Un employé de Lehman Brothers quitte les bureaux de New York, le 15 septembre 2008. 
Un employé de Lehman Brothers quitte les bureaux de New York, le 15 septembre 2008. (REUTERS/Joshua Lott (UNITED STATES) - GM1E49G0EE901)

Par Thibaut Madelin

Publié le 14 sept. 2018 à 11:38Mis à jour le 15 sept. 2018 à 11:05

« Le bon sens, c'est de choisir une méthode et de l'expérimenter. Si elle échoue, reconnaissons-le franchement et essayons une autre méthode. Mais par-dessus tout essayons quelque chose ». Quand Franklin Roosevelt prononce ce discours de campagne, en 1932, les Etats-Unis se sont certes remis du krach de 1929 mais ils restent paralysés par la Grande Dépression.
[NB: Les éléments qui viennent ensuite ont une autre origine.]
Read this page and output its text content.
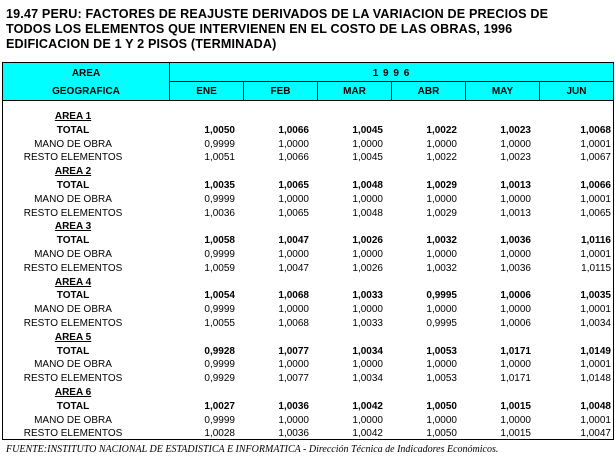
19.47 PERU: FACTORES DE REAJUSTE DERIVADOS DE LA VARIACION DE PRECIOS DE
TODOS LOS ELEMENTOS QUE INTERVIENEN EN EL COSTO DE LAS OBRAS, 1996
EDIFICACION DE 1 Y 2 PISOS (TERMINADA)
AREA
GEOGRAFICA
1 9 9 6
ENE	FEB	MAR	ABR	MAY	JUN
AREA 1
TOTAL	1,0050	1,0066	1,0045	1,0022	1,0023	1,0068
MANO DE OBRA	0,9999	1,0000	1,0000	1,0000	1,0000	1,0001
RESTO ELEMENTOS	1,0051	1,0066	1,0045	1,0022	1,0023	1,0067
AREA 2
TOTAL	1,0035	1,0065	1,0048	1,0029	1,0013	1,0066
MANO DE OBRA	0,9999	1,0000	1,0000	1,0000	1,0000	1,0001
RESTO ELEMENTOS	1,0036	1,0065	1,0048	1,0029	1,0013	1,0065
AREA 3
TOTAL	1,0058	1,0047	1,0026	1,0032	1,0036	1,0116
MANO DE OBRA	0,9999	1,0000	1,0000	1,0000	1,0000	1,0001
RESTO ELEMENTOS	1,0059	1,0047	1,0026	1,0032	1,0036	1,0115
AREA 4
TOTAL	1,0054	1,0068	1,0033	0,9995	1,0006	1,0035
MANO DE OBRA	0,9999	1,0000	1,0000	1,0000	1,0000	1,0001
RESTO ELEMENTOS	1,0055	1,0068	1,0033	0,9995	1,0006	1,0034
AREA 5
TOTAL	0,9928	1,0077	1,0034	1,0053	1,0171	1,0149
MANO DE OBRA	0,9999	1,0000	1,0000	1,0000	1,0000	1,0001
RESTO ELEMENTOS	0,9929	1,0077	1,0034	1,0053	1,0171	1,0148
AREA 6
TOTAL	1,0027	1,0036	1,0042	1,0050	1,0015	1,0048
MANO DE OBRA	0,9999	1,0000	1,0000	1,0000	1,0000	1,0001
RESTO ELEMENTOS	1,0028	1,0036	1,0042	1,0050	1,0015	1,0047
FUENTE:INSTITUTO NACIONAL DE ESTADISTICA E INFORMATICA - Dirección Técnica de Indicadores Económicos.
Plusieurs banques sont en faillite. Une fois élu, le président lance son « new deal » et procède à la réforme la plus audacieuse jamais connue par la finance. A travers le Glass-Steagall Act, il sépare les banques d'affaires des banques de dépôt et introduit une régulation stricte. La finance se stabilise pour des décennies.

« Le système a tenu jusqu'aux années Clinton, dont l'administration a libéralisé les banques », souligne un banquier parisien. Quatre-vingt-cinq ans plus tard, et dix ans après la faillite de Lehman Brothers, il se pose la question : aurait-on dû avoir l'audace de Roosevelt ? « On a cherché à réparer ses déficiences, mais on n'a pas repensé le système financier, abonde Pierre Cailleteau, banquier chez Lazard et auteur d'un livre sur le sujet. C'est d'autant plus difficile que si on sonne l'alarme, il faut un modèle alternatif et on n'en a pas ». Si les Etats et les banques centrales ont réagi avec vigueur à la crise de 2008 et à ses répliques, il suffit de quelques chiffres pour se convaincre de la précarité du système.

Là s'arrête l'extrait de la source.